MegActor-$Σ$: Unlocking Flexible Mixed-Modal Control in Portrait Animation with Diffusion Transformer
Shurong Yang, Huadong Li, Juhao Wu, Minhao Jing, Linze Li, Renhe Ji, Jiajun Liang, Haoqiang Fan, Jin Wang
TL;DR
This work tackles the challenge of flexible mixed-modal control in portrait animation by introducing MegActor-$Σ$, a mixed-modal conditional diffusion transformer (DiT) that fuses visual and audio signals without relying on private data. It implements a three-stage Modality Decoupling Control training regime and an Amplitude Adjustment inference strategy to balance control strengths and freely scale motion amplitudes across modalities. The model is trained on a rigorously filtered public dataset and demonstrates superior performance over prior methods trained on private data, achieving vivid, coherent, and identity-preserving animations with flexible modality combinations. By providing dataset evaluation metrics and a public 313-hour training corpus, the work fosters open research and reproducibility in multimodal portrait animation.
Abstract
Diffusion models have demonstrated superior performance in the field of portrait animation.

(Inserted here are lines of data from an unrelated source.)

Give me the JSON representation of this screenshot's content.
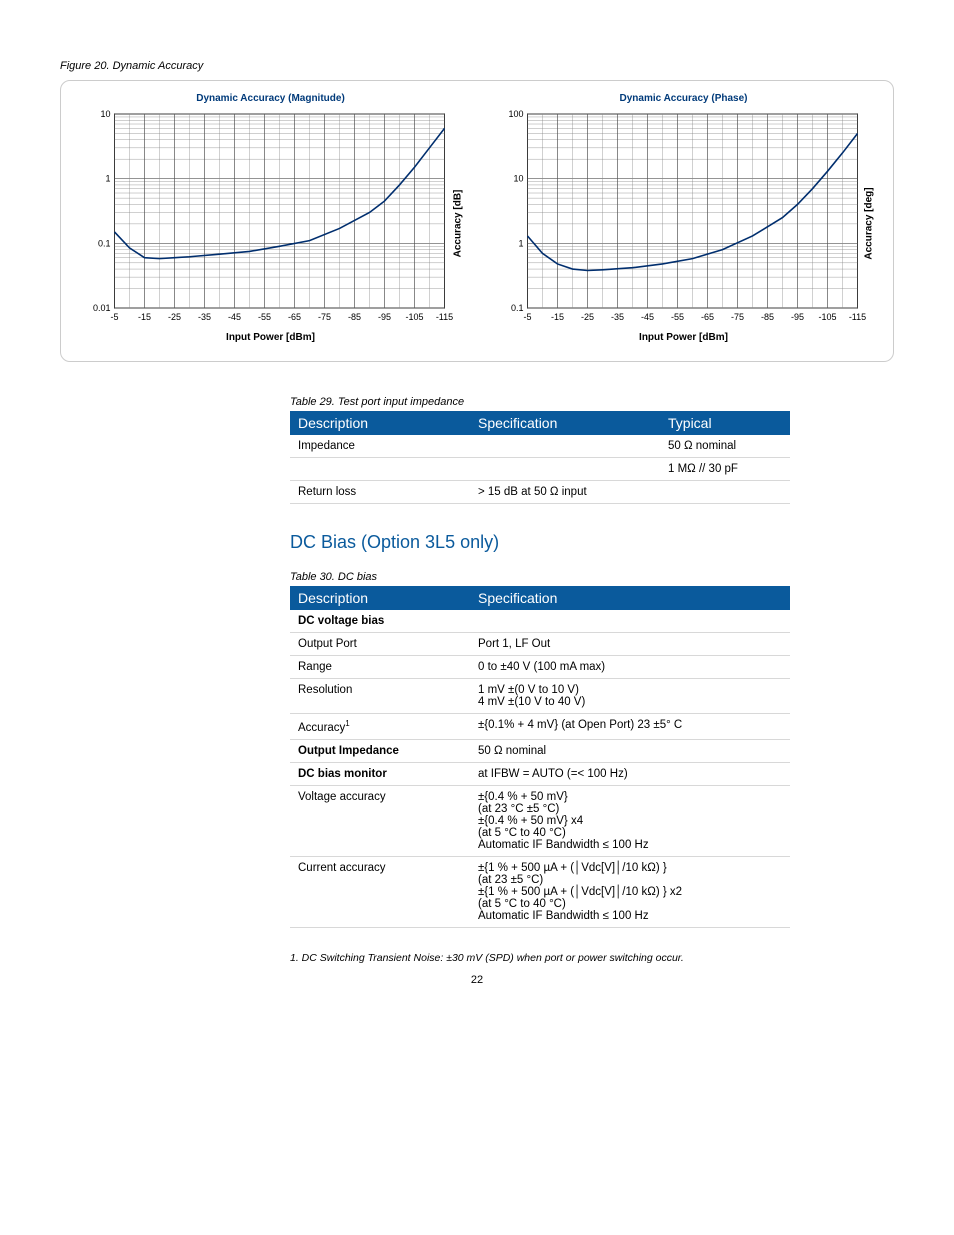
{
  "figure": {
    "caption": "Figure 20. Dynamic Accuracy",
    "chart_left": {
      "title": "Dynamic Accuracy (Magnitude)",
      "xlabel": "Input Power [dBm]",
      "ylabel": "Accuracy [dB]",
      "x_ticks": [
        -5,
        -15,
        -25,
        -35,
        -45,
        -55,
        -65,
        -75,
        -85,
        -95,
        -105,
        -115
      ],
      "xlim": [
        -5,
        -115
      ],
      "ylim": [
        0.01,
        10
      ],
      "y_scale": "log",
      "y_ticks": [
        0.01,
        0.1,
        1,
        10
      ],
      "line_color": "#002e6e",
      "line_width": 1.6,
      "grid_color": "#555",
      "minor_grid_color": "#888",
      "background_color": "#ffffff",
      "data": [
        {
          "x": -5,
          "y": 0.15
        },
        {
          "x": -10,
          "y": 0.085
        },
        {
          "x": -15,
          "y": 0.06
        },
        {
          "x": -20,
          "y": 0.058
        },
        {
          "x": -25,
          "y": 0.06
        },
        {
          "x": -30,
          "y": 0.062
        },
        {
          "x": -40,
          "y": 0.068
        },
        {
          "x": -50,
          "y": 0.075
        },
        {
          "x": -60,
          "y": 0.09
        },
        {
          "x": -70,
          "y": 0.11
        },
        {
          "x": -80,
          "y": 0.17
        },
        {
          "x": -90,
          "y": 0.3
        },
        {
          "x": -95,
          "y": 0.45
        },
        {
          "x": -100,
          "y": 0.8
        },
        {
          "x": -105,
          "y": 1.5
        },
        {
          "x": -110,
          "y": 3.0
        },
        {
          "x": -115,
          "y": 6.0
        }
      ]
    },
    "chart_right": {
      "title": "Dynamic Accuracy (Phase)",
      "xlabel": "Input Power [dBm]",
      "ylabel": "Accuracy [deg]",
      "x_ticks": [
        -5,
        -15,
        -25,
        -35,
        -45,
        -55,
        -65,
        -75,
        -85,
        -95,
        -105,
        -115
      ],
      "xlim": [
        -5,
        -115
      ],
      "ylim": [
        0.1,
        100
      ],
      "y_scale": "log",
      "y_ticks": [
        0.1,
        1,
        10,
        100
      ],
      "line_color": "#002e6e",
      "line_width": 1.6,
      "grid_color": "#555",
      "minor_grid_color": "#888",
      "background_color": "#ffffff",
      "data": [
        {
          "x": -5,
          "y": 1.3
        },
        {
          "x": -10,
          "y": 0.7
        },
        {
          "x": -15,
          "y": 0.48
        },
        {
          "x": -20,
          "y": 0.4
        },
        {
          "x": -25,
          "y": 0.38
        },
        {
          "x": -30,
          "y": 0.39
        },
        {
          "x": -40,
          "y": 0.42
        },
        {
          "x": -50,
          "y": 0.48
        },
        {
          "x": -60,
          "y": 0.58
        },
        {
          "x": -70,
          "y": 0.8
        },
        {
          "x": -80,
          "y": 1.3
        },
        {
          "x": -90,
          "y": 2.5
        },
        {
          "x": -95,
          "y": 4.0
        },
        {
          "x": -100,
          "y": 7.0
        },
        {
          "x": -105,
          "y": 13
        },
        {
          "x": -110,
          "y": 25
        },
        {
          "x": -115,
          "y": 50
        }
      ]
    }
  },
  "table29": {
    "caption": "Table 29. Test port input impedance",
    "headers": [
      "Description",
      "Specification",
      "Typical"
    ],
    "col_widths": [
      "36%",
      "38%",
      "26%"
    ],
    "rows": [
      [
        "Impedance",
        "",
        "50 Ω nominal"
      ],
      [
        "",
        "",
        "1 MΩ // 30 pF"
      ],
      [
        "Return loss",
        "> 15 dB at 50 Ω input",
        ""
      ]
    ]
  },
  "section_title": "DC Bias (Option 3L5 only)",
  "table30": {
    "caption": "Table 30. DC bias",
    "headers": [
      "Description",
      "Specification"
    ],
    "col_widths": [
      "36%",
      "64%"
    ],
    "rows": [
      {
        "d": "DC voltage bias",
        "s": "",
        "bold": true
      },
      {
        "d": "Output Port",
        "s": "Port 1, LF Out"
      },
      {
        "d": "Range",
        "s": "0 to ±40 V (100 mA max)"
      },
      {
        "d": "Resolution",
        "s": "1 mV ±(0 V to 10 V)\n4 mV ±(10 V to 40 V)"
      },
      {
        "d": "Accuracy",
        "sup": "1",
        "s": "±{0.1% + 4 mV} (at Open Port) 23 ±5° C"
      },
      {
        "d": "Output Impedance",
        "s": "50 Ω nominal",
        "bold": true
      },
      {
        "d": "DC bias monitor",
        "s": "at IFBW = AUTO (=< 100 Hz)",
        "bold": true
      },
      {
        "d": "Voltage accuracy",
        "s": "±{0.4 % + 50 mV}\n(at 23 °C ±5 °C)\n±{0.4 % + 50 mV} x4\n(at 5 °C to 40 °C)\nAutomatic IF Bandwidth ≤ 100 Hz"
      },
      {
        "d": "Current accuracy",
        "s": "±{1 % + 500 µA + (│Vdc[V]│/10 kΩ) }\n(at 23 ±5 °C)\n±{1 % + 500 µA + (│Vdc[V]│/10 kΩ) } x2\n(at 5 °C to 40 °C)\nAutomatic IF Bandwidth ≤ 100 Hz"
      }
    ]
  },
  "footnote": "1.   DC Switching Transient Noise: ±30 mV (SPD) when port or power switching occur.",
  "page": "22"
}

However, current approaches relied on either visual or audio modality to control character movements, failing to exploit the potential of mixed-modal control. This challenge arises from the difficulty in balancing the weak control strength of audio modality and the strong control strength of visual modality. To address this issue, we introduce MegActor-$Σ$: a mixed-modal conditional diffusion transformer (DiT), which can flexibly inject audio and visual modality control signals into portrait animation. Specifically, we make substantial advancements over its predecessor, MegActor, by leveraging the promising model structure of DiT and integrating audio and visual conditions through advanced modules within the DiT framework. To further achieve flexible combinations of mixed-modal control signals, we propose a ``Modality Decoupling Control" training strategy to balance the control strength between visual and audio modalities, along with the ``Amplitude Adjustment" inference strategy to freely regulate the motion amplitude of each modality. Finally, to facilitate extensive studies in this field, we design several dataset evaluation metrics to filter out public datasets and solely use this filtered dataset to train MegActor-$Σ$. Extensive experiments demonstrate the superiority of our approach in generating vivid portrait animations, outperforming previous methods trained on private dataset.